In March 1619 the 'Mansion house' together with six yardlands and other appurtenances, five pasture closes, two crofts, a messuage or dwelling house, another two and a half yardlands and the water mill at Measham, was leased to Humphrey Francys, a yeoman of Barwell, for three years.

Francys does not appear to have occupied the premises - or stayed long if he did - for in October 1621 there was another lease for three lives which was also terminated fairly abruptly when, in December 1628, yet another lease was drawn up. This time the 'Mannor Place or capital messuage of Appulbie the greate' was granted to Thomas and William Hartill of Stretton-en-le-field as "feoffees of the Grammar School". The lease stipulated that 'from time to time as the court shall appoynt’ they were required to ‘permit upon summons or warninges to the said court’ any of the lessors to enter the house and for them to 'mark and brand’ the edges of the ridges and baulkes in the common fields and other places 'with a great Roman S'. The tenants were not to 'lopp, topp shred…nor putt down' any oak, ash, elm or fruit trees, except for getting an annual allowance of timber for repairing the premises.

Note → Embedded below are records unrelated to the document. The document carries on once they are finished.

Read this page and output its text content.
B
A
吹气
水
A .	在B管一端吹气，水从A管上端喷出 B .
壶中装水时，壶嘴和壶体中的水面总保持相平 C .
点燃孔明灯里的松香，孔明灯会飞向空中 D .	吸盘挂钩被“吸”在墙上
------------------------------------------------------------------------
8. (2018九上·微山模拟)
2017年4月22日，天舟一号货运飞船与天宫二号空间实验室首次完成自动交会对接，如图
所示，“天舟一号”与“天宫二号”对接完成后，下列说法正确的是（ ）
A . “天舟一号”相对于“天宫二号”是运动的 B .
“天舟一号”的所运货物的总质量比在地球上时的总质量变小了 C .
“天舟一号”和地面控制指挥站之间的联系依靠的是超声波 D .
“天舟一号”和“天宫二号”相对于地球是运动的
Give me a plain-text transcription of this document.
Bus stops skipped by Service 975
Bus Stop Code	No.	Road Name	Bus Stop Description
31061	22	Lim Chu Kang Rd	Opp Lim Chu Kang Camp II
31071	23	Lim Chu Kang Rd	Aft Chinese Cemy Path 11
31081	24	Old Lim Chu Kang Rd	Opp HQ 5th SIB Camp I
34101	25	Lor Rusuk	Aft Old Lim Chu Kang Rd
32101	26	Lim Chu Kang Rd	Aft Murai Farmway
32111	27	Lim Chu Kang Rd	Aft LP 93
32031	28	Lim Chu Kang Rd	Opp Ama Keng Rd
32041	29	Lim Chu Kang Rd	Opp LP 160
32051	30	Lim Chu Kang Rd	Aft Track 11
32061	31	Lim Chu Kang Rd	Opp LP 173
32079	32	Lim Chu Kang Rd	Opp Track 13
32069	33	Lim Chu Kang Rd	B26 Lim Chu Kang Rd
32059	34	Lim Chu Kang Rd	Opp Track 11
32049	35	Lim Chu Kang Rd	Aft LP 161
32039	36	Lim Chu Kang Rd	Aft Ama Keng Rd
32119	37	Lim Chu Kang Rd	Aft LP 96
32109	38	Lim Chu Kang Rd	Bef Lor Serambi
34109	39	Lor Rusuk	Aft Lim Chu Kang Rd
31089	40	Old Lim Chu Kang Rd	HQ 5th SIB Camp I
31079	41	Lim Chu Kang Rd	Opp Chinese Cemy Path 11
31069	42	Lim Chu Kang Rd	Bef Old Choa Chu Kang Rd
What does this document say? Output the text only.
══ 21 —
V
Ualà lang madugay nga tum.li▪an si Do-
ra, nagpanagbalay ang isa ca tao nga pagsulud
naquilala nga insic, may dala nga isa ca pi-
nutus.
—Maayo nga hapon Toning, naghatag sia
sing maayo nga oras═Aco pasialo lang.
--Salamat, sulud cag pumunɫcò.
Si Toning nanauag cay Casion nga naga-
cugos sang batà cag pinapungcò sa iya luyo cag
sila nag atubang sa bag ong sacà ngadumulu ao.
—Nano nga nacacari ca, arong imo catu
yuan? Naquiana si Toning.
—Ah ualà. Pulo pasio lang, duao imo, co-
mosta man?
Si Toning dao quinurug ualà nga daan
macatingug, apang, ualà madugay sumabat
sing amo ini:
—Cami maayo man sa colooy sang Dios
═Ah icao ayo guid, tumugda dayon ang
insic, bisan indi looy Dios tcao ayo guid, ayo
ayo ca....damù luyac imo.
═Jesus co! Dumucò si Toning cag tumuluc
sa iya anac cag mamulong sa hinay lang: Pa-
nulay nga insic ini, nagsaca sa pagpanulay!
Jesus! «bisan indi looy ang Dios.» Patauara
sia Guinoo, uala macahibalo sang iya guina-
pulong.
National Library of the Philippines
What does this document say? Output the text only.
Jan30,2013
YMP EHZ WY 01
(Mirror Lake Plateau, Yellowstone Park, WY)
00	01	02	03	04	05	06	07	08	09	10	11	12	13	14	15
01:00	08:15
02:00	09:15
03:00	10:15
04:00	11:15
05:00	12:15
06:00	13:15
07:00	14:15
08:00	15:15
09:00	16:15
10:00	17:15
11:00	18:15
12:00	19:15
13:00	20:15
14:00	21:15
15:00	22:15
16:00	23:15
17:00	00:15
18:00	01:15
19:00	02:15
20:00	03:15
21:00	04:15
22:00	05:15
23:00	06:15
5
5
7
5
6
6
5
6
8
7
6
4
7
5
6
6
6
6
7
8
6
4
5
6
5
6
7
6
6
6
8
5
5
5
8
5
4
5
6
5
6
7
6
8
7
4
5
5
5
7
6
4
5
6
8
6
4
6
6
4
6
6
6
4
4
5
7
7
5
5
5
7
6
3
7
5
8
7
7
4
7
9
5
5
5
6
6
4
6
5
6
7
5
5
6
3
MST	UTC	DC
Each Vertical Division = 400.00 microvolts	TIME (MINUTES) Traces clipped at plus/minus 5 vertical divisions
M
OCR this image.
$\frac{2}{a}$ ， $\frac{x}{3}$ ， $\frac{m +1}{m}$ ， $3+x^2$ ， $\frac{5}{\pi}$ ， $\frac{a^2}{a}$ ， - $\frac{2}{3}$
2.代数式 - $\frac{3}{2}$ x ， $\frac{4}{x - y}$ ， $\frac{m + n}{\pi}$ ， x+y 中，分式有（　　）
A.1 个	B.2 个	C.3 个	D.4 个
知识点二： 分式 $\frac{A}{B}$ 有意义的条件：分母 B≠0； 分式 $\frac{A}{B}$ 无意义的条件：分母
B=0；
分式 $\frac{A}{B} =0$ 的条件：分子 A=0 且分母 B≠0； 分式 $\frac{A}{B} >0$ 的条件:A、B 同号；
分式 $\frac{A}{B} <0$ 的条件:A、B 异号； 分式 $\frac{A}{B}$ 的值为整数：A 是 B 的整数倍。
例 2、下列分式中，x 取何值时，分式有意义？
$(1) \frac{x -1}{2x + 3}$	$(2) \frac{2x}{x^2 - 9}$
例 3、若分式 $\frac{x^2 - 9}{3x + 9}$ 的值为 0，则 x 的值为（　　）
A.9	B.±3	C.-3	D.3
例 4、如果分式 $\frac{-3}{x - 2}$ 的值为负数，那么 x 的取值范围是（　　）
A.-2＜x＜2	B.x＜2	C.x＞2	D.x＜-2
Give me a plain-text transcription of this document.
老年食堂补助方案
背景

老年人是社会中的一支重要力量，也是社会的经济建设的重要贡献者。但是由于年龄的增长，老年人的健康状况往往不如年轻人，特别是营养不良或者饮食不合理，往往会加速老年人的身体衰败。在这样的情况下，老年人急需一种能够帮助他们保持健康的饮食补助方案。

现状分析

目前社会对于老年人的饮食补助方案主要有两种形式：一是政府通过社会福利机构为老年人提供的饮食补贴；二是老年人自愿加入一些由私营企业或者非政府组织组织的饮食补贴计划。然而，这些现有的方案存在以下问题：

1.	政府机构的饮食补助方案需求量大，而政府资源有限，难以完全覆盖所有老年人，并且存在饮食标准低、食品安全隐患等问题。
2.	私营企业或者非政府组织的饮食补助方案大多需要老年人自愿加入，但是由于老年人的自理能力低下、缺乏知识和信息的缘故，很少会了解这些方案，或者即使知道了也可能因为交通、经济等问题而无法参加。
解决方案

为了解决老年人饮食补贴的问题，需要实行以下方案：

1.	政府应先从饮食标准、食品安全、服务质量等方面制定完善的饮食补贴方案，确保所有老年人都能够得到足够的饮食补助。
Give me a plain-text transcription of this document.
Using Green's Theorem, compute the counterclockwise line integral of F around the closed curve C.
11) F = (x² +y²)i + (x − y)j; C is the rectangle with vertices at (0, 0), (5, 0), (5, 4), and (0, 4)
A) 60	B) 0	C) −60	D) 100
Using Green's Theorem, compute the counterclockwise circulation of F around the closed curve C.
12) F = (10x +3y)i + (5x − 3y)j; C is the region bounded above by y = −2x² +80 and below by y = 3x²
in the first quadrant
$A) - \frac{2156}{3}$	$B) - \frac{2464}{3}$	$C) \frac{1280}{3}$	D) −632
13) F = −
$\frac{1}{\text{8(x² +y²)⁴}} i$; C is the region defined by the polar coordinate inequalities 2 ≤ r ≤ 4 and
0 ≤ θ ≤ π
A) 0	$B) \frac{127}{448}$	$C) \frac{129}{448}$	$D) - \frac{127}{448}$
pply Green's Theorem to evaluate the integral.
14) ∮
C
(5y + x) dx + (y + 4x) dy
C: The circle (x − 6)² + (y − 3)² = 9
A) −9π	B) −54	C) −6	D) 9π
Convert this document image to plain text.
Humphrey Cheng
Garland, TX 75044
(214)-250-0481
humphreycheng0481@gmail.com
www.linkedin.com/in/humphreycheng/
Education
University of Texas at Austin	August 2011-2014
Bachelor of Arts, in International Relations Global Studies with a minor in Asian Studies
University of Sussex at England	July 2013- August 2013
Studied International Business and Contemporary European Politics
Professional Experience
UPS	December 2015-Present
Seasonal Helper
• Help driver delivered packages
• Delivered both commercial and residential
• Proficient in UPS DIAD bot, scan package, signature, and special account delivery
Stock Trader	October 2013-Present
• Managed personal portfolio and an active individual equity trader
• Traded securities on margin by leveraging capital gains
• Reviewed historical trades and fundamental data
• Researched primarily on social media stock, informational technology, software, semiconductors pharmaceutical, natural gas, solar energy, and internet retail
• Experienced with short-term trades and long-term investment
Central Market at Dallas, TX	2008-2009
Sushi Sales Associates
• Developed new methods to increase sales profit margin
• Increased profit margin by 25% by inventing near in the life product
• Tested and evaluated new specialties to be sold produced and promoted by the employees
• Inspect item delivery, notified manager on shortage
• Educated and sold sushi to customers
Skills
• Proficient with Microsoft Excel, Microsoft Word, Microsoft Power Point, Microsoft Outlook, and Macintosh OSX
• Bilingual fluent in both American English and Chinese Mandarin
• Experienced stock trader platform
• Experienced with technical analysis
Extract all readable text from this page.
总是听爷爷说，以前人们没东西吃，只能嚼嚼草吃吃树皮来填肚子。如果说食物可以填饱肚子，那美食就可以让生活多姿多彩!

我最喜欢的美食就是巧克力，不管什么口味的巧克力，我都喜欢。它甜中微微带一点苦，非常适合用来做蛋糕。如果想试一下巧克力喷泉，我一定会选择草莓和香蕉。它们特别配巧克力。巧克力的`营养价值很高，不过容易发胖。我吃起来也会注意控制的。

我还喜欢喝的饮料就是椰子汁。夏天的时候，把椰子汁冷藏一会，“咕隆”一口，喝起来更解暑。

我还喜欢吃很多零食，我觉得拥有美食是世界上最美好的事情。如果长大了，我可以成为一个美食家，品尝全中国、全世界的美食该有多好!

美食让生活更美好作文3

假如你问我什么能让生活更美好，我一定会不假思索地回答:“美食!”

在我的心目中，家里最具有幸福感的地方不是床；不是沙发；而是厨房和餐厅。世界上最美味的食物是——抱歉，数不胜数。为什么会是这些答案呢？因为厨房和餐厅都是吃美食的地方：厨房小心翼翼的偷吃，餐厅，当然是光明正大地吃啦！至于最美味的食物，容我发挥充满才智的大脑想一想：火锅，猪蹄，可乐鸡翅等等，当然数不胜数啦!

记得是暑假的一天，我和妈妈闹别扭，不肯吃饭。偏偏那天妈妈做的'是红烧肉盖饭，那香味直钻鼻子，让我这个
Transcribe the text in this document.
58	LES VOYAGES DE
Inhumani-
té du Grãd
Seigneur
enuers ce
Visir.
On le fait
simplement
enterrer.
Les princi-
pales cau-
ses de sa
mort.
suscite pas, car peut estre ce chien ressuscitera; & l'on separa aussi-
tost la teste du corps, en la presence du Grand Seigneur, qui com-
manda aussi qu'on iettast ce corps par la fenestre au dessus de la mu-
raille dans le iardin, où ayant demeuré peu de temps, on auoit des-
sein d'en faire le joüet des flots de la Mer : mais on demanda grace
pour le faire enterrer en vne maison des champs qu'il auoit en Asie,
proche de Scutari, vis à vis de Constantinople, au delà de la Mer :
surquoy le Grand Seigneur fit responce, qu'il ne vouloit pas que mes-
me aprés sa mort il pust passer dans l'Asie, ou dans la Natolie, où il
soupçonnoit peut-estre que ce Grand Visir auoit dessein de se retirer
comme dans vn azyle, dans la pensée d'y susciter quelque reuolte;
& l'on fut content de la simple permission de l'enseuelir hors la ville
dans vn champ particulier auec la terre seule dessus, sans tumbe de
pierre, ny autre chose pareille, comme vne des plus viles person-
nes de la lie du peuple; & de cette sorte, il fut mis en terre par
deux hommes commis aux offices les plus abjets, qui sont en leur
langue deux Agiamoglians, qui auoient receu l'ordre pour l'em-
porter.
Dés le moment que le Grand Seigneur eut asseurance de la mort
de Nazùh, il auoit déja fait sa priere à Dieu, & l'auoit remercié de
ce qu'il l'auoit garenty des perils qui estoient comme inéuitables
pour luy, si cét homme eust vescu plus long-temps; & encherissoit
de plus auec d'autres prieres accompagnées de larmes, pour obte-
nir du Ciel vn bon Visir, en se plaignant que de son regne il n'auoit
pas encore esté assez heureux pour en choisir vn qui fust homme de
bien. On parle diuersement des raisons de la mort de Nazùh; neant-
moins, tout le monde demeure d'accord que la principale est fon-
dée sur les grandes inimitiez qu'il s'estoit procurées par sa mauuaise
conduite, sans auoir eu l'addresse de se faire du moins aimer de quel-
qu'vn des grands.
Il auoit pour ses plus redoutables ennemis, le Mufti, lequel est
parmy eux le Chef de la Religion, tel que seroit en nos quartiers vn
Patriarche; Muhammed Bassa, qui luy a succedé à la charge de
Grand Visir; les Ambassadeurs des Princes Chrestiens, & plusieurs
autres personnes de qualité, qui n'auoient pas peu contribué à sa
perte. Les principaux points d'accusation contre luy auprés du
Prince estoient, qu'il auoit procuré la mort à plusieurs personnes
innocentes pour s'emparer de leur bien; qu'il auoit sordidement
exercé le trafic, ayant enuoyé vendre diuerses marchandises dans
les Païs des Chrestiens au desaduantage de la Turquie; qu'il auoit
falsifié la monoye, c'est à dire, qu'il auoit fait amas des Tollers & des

In October 1649 another lease drawn up for eighty years reinforced these rights, inserting provision for the lessees, Dixie, Farmer and Saunders.

The tenants were thereby given an opportunity to obtain coal for fuel, stones for repairing the old gatehouse and plaster for the walls. From time to time the old moat house may have been left unoccupied. In the 1663 constables’ returns for the hearth tax assessment, for example, it is recorded as an ‘empty house’ with six hearths in the possession of John Stanton.

The reference to Richard Saunders is curious as in December 1711 he is referred to as a ‘lunatic’, an agreement having been drawn up to cover his rights and interests as a result of this and other leases made to him in his infancy.

The moat house continued to be let to a succession of farming tenants over the course of the 18th century. In June 1715 the ‘Manor House’ with all lands appertaining and 'three water grist mills' with fishing rights were leased to Mathew White of Great Appleby. In 1753 the land and water mills were given to William Cooper. A few years later in April 1753 an agreement was drawn up leasing the lands to Joseph Wilkes of Overseal. By the early 19th century the lands were being let on a yearly tenancy first to the Wilkes, then Thomas Heafield and Thomas Taverner, local yeoman farmers, a further indication perhaps that the house itself may have been left unoccupied.

The house was occupied by the Gothard family for much of the 19th century before being finally sold in the 1960s, by which time many of the outbuildings the kitchens had fallen into a state of disrepair and had to be demolished. Much of the surrounding land was also sold off at this point. In 1935 an American had tried to purchase the house and have it shipped abroad.